Proses terjadinya adaptasi dari skemata yang telah terbentuk dengan
stimulus baru dilakukan dengan dua cara yaitu:Pertama asimilasi
adalah proses pengintegrasian secara langsung stimulus baru ke dalam skemata
yang telah terbentuk atau kemampuan individu untuk mengatasi masalah
dalam lingkungannya dengan menggunakan struktur kognitifnya. Kedua Akomodasi
adalah proses pengintegrasian stimulus baru ke dalam skema yang telah terbentuk
secara tidak langsung/proses perubahan respons individu terhadap stimulus
lingkungan.
Tahap-Tahap Perkembangan
Berdasarkan hasil penelitiannya, piaget menemukan
empat tahapan perkembangan kognitif yaitu:
1. Tahap sensori motor (0-2 tahun)
Merupakan gerakan-gerakan sebagai akibat reaksi langsung dari rangsangan.
Rangsangan itu timbul karena anak melihat dan meraba obyek-obyek. Anak belum
mempunyai kesadaran adanya konsep obyek tetap. Jika obyek hilang anak tidak
akan mencarinya. Pengalaman diperoleh melalui fisik (gerakan anggota
tubuh) dan sensori (koordinasi alat indra).
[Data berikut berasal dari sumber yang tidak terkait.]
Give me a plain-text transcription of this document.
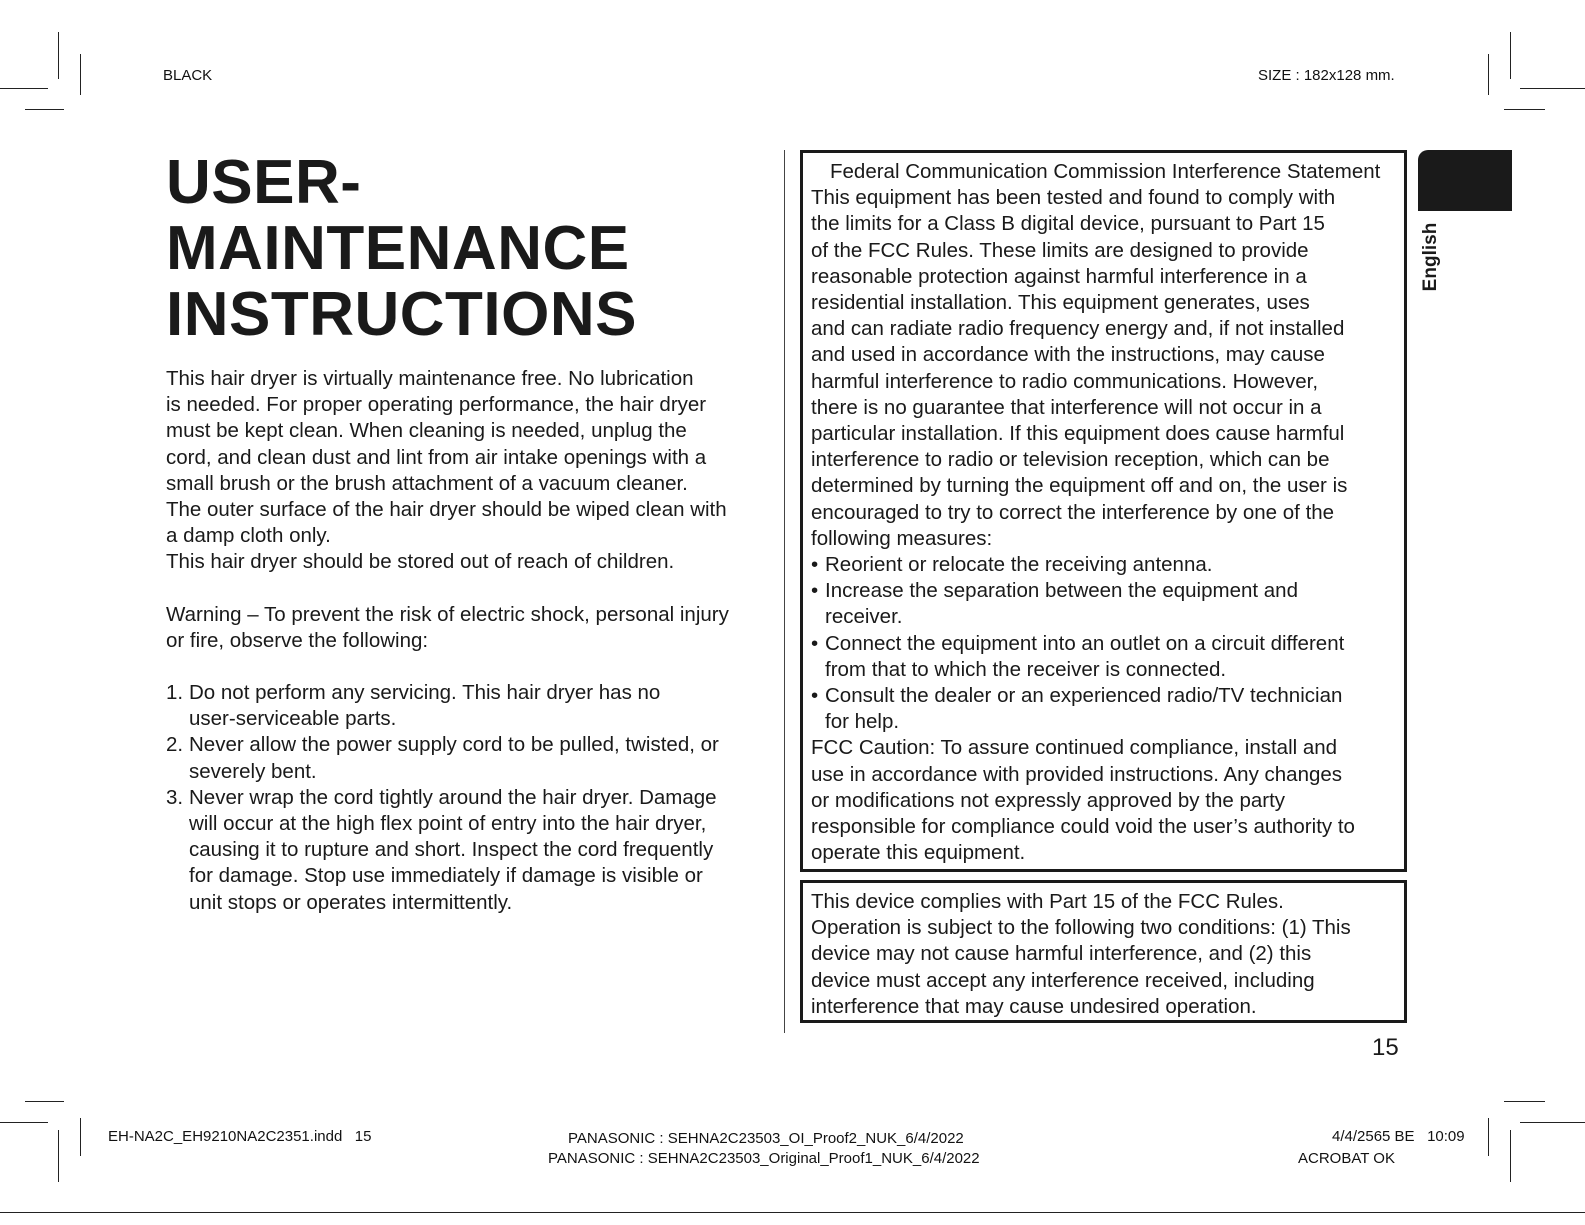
BLACK	SIZE : 182x128 mm.
USER-
MAINTENANCE
INSTRUCTIONS

This hair dryer is virtually maintenance free. No lubrication

is needed. For proper operating performance, the hair dryer

must be kept clean. When cleaning is needed, unplug the

cord, and clean dust and lint from air intake openings with a

small brush or the brush attachment of a vacuum cleaner.

The outer surface of the hair dryer should be wiped clean with

a damp cloth only.

This hair dryer should be stored out of reach of children.

Warning – To prevent the risk of electric shock, personal injury

or fire, observe the following:

1. Do not perform any servicing. This hair dryer has no

user-serviceable parts.

2. Never allow the power supply cord to be pulled, twisted, or

severely bent.

3. Never wrap the cord tightly around the hair dryer. Damage

will occur at the high flex point of entry into the hair dryer,

causing it to rupture and short. Inspect the cord frequently

for damage. Stop use immediately if damage is visible or

unit stops or operates intermittently.

Federal Communication Commission Interference Statement

This equipment has been tested and found to comply with

the limits for a Class B digital device, pursuant to Part 15

of the FCC Rules. These limits are designed to provide

reasonable protection against harmful interference in a

residential installation. This equipment generates, uses

and can radiate radio frequency energy and, if not installed

and used in accordance with the instructions, may cause

harmful interference to radio communications. However,

there is no guarantee that interference will not occur in a

particular installation. If this equipment does cause harmful

interference to radio or television reception, which can be

determined by turning the equipment off and on, the user is

encouraged to try to correct the interference by one of the

following measures:

• Reorient or relocate the receiving antenna.

• Increase the separation between the equipment and

receiver.

• Connect the equipment into an outlet on a circuit different

from that to which the receiver is connected.

• Consult the dealer or an experienced radio/TV technician

for help.

FCC Caution: To assure continued compliance, install and

use in accordance with provided instructions. Any changes

or modifications not expressly approved by the party

responsible for compliance could void the user’s authority to

operate this equipment.

This device complies with Part 15 of the FCC Rules.

Operation is subject to the following two conditions: (1) This

device may not cause harmful interference, and (2) this

device must accept any interference received, including

interference that may cause undesired operation.

English
15
EH-NA2C_EH9210NA2C2351.indd   15	PANASONIC : SEHNA2C23503_OI_Proof2_NUK_6/4/2022
PANASONIC : SEHNA2C23503_Original_Proof1_NUK_6/4/2022
4/4/2565 BE   10:09
ACROBAT OK
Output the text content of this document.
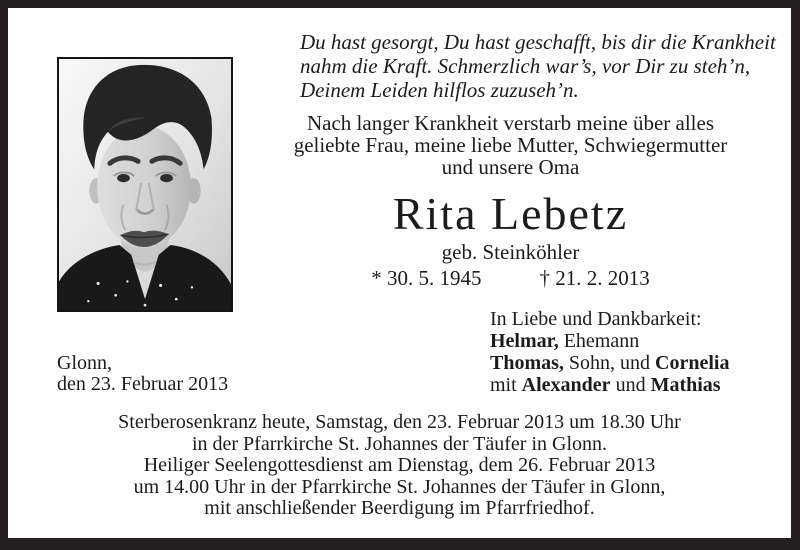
Du hast gesorgt, Du hast geschafft, bis dir die Krankheit
nahm die Kraft. Schmerzlich war’s, vor Dir zu steh’n,
Deinem Leiden hilflos zuzuseh’n.
Nach langer Krankheit verstarb meine über alles
geliebte Frau, meine liebe Mutter, Schwiegermutter
und unsere Oma
Rita Lebetz
geb. Steinköhler
* 30. 5. 1945	† 21. 2. 2013
In Liebe und Dankbarkeit:
Helmar, Ehemann
Thomas, Sohn, und Cornelia
mit Alexander und Mathias
Glonn,
den 23. Februar 2013
Sterberosenkranz heute, Samstag, den 23. Februar 2013 um 18.30 Uhr
in der Pfarrkirche St. Johannes der Täufer in Glonn.
Heiliger Seelengottesdienst am Dienstag, dem 26. Februar 2013
um 14.00 Uhr in der Pfarrkirche St. Johannes der Täufer in Glonn,
mit anschließender Beerdigung im Pfarrfriedhof.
2. Tahap pra operasi (2-7 tahun)
Tahap
pra operasi terbagi atas dua yaitu pertama pemikiran
prakonseptual (sekitar usia 2-4 tahun),ciri anak pada tahap ini adalah anak
mulai membentuk konsep sederhana, anak mulai mampu mengklasifikasi benda-benda
dalam kelompok tertentu berdasarkan kemiripannya. Kedua periode
pemikiran intuitif (sekitar usia 4-7 tahun). Tahap ini adalah tahap persiapan
untuk pengorganisasian operasi konkrit. Operasi yang digunakan adalah
tindakan-tindakan kognitif, misalnya mengklasifikasikan sekelompok objek,
menata letak benda-benda menurut urutan tertentu. Pada tahap ini anak
mulai timbul pertumbuhan kognitifnya, pemikiran anak lebih banyak
berdasarkan pada pengalaman konkrit daripada pemikiran logis. Pengalaman
anak pada tahap ini hanya sampai pada tahap operasional belum memahami konsep
kekekalan dan belum dapat memikirkan dua aspek atau lebih secara bersamaan.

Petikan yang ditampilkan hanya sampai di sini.